Berea College President Lyle Roelofs

Starting college can be challenging, stressful, and confusing. Here are some tips for making your time at Berea a success.

  1. Trade phone numbers or Facebook Messenger information with someone from each of your classes. That way, you have a friend to help if you miss something or are confused.  And make sure you’re there to help them, when they need it!
  2. Get to know your professors and labor supervisors. The more you reach out to them, the more helpful they can be to you, and they want to be!
  3. Set aside time every day to take care of yourself—listen to music, go for a walk, talk to your friends, whatever works best for you.  (I run three times a week—hope you’ll consider joining me—and do a hard Sudoku puzzle every morning.)  Avoid toxic self-indulgences; you know what yours are!
  4. Check your emails, respond to them and keep them organized. Email is the primary method professors and labor supervisors use to contact students.  You’ll also get a monthly President’s Report from yours truly.
  5. Treat every labor position with dignity.  Your comfort and success here depend crucially on the work that other students do and theirs on yours!
  6. It’s normal to feel overwhelmed; college is much more challenging than high school. If you’re struggling with something, it may not be a good strategy to just try harder.  (Remember the definition-in-jest of insanity: trying the same thing over and over and expecting a different outcome.)  Instead you should reach out to your teachers, fellow students, labor supervisors, or counseling services. Everyone wants everyone else to succeed at Berea!
  7. We will get some inclement weather, so make good plans.  Invest in a good umbrella and/or other rain gear. Berea gets plenty of rain and you won’t want to get soaked going and coming from classes, work, events, etc.  We will also get some cold, maybe even snowy weather in the winter—you’ll need a winter coat and hat and gloves or mittens.  Walmart has an affordable selection.
  8. Expect to encounter very different perspectives from your own in convocations, classes, and conversations with your friends.  Learn from those differences; approach everything with an open mind; learn both how to incorporate those alternative perspectives into your thinking and how to better and more persuasively articulate your own deeply held convictions.
  9. Be prepared to interrogate yourself.  If something is going wrong, play the “But why?” game. Bombed the test, did you? But why? Because you didn’t study enough. But why? Because you were too tired. But why? Because you are sleep deprived. But why?
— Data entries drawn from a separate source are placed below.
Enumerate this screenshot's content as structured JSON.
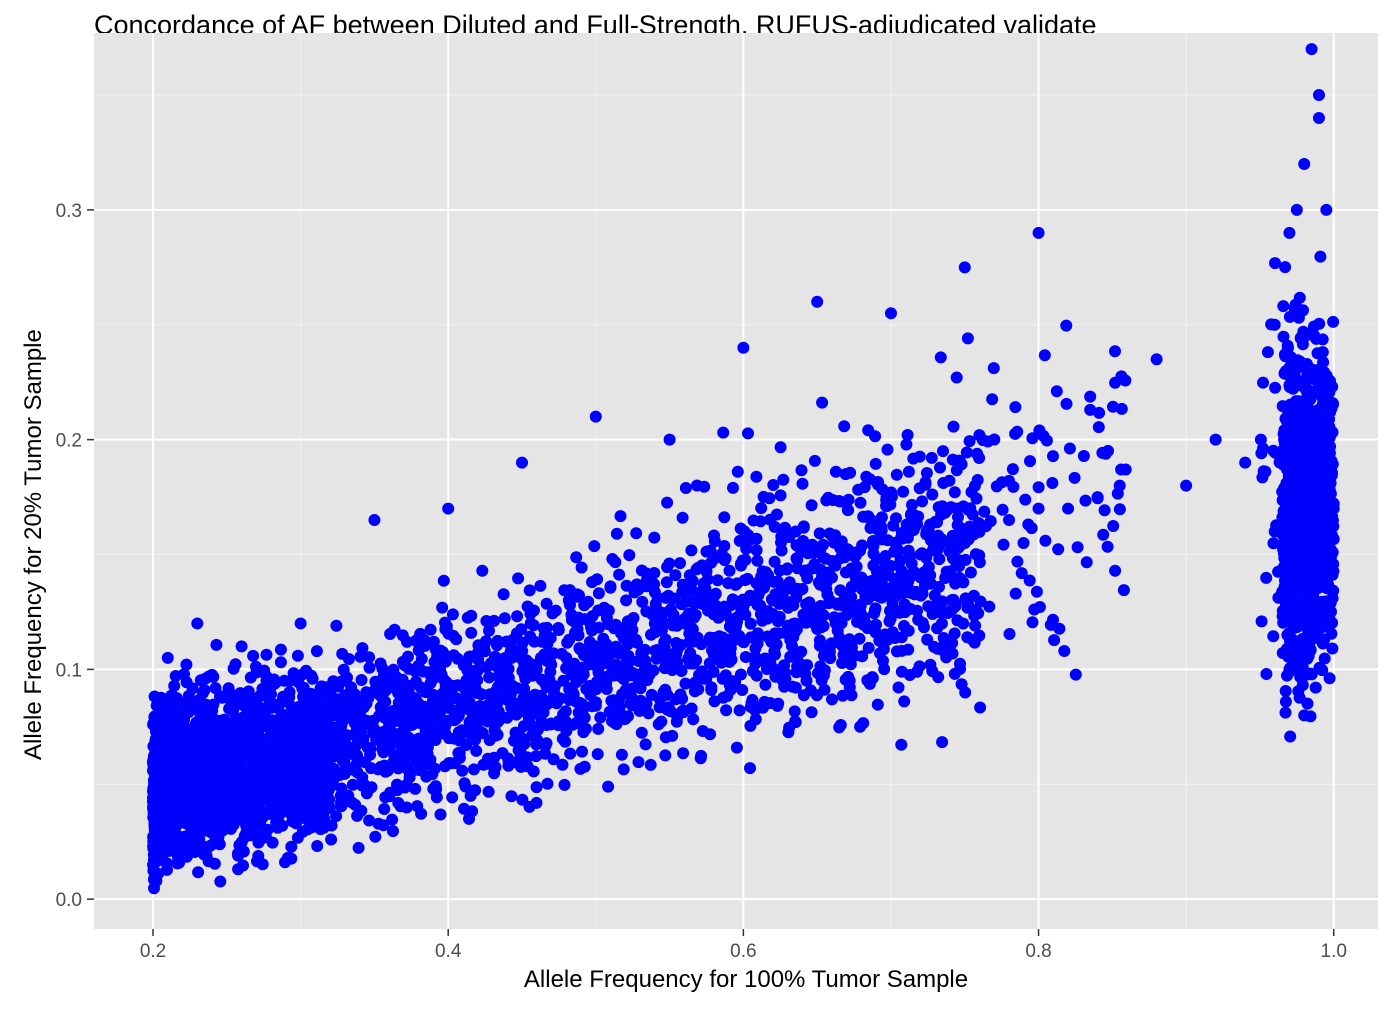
{
  "chart_data": {
    "type": "scatter",
    "title": "Concordance of AF between Diluted and Full-Strength, RUFUS-adjudicated validate",
    "xlabel": "Allele Frequency for 100% Tumor Sample",
    "ylabel": "Allele Frequency for 20% Tumor Sample",
    "xlim": [
      0.16,
      1.03
    ],
    "ylim": [
      -0.013,
      0.377
    ],
    "x_ticks": [
      "0.2",
      "0.4",
      "0.6",
      "0.8",
      "1.0"
    ],
    "y_ticks": [
      "0.0",
      "0.1",
      "0.2",
      "0.3"
    ],
    "grid": true,
    "point_color": "#0000ff",
    "panel_color": "#e5e5e5",
    "series": [
      {
        "x": [
          0.2,
          0.205,
          0.21,
          0.215,
          0.22,
          0.225,
          0.23,
          0.24,
          0.25,
          0.26,
          0.28,
          0.3,
          0.32,
          0.34,
          0.36,
          0.38,
          0.4,
          0.42,
          0.44,
          0.46,
          0.48,
          0.5,
          0.52,
          0.54,
          0.56,
          0.58,
          0.6,
          0.62,
          0.64,
          0.66,
          0.68,
          0.7,
          0.72,
          0.74,
          0.76,
          0.78,
          0.8,
          0.82,
          0.84,
          0.855,
          0.88,
          0.9,
          0.92,
          0.94,
          0.96,
          0.97,
          0.98,
          0.985,
          0.99,
          0.995,
          1.0,
          0.21,
          0.23,
          0.26,
          0.3,
          0.35,
          0.4,
          0.45,
          0.5,
          0.55,
          0.6,
          0.65,
          0.7,
          0.75,
          0.8,
          0.985,
          0.99,
          0.99,
          0.98,
          0.975,
          0.97,
          0.995,
          0.96,
          0.97,
          0.98
        ],
        "y": [
          0.06,
          0.05,
          0.07,
          0.045,
          0.065,
          0.055,
          0.06,
          0.055,
          0.06,
          0.065,
          0.065,
          0.07,
          0.075,
          0.075,
          0.08,
          0.085,
          0.085,
          0.09,
          0.095,
          0.1,
          0.105,
          0.11,
          0.115,
          0.12,
          0.12,
          0.125,
          0.125,
          0.13,
          0.135,
          0.14,
          0.14,
          0.145,
          0.15,
          0.155,
          0.16,
          0.165,
          0.17,
          0.17,
          0.175,
          0.18,
          0.235,
          0.18,
          0.2,
          0.19,
          0.16,
          0.17,
          0.175,
          0.18,
          0.17,
          0.165,
          0.17,
          0.105,
          0.12,
          0.11,
          0.12,
          0.165,
          0.17,
          0.19,
          0.21,
          0.2,
          0.24,
          0.26,
          0.255,
          0.275,
          0.29,
          0.37,
          0.35,
          0.34,
          0.32,
          0.3,
          0.29,
          0.3,
          0.25,
          0.1,
          0.08
        ]
      }
    ]
  }
}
Because you stay up too late? But why? I cannot stop playing Fortnite.  Then, be intentional and do something about it!
  10. Don’t forget all the great activities that are available as part of the college experience: from athletics to debate team, from SGA to the music ensembles, from HVZ to TGIF, from intramurals to Kinetic Expressions; but don’t spread yourself too thin by getting involved in too many things.  They should complement your academic success, not get in its way.
  11. Read (or reread) the Great Commitments.  You’ll be amazed and inspired.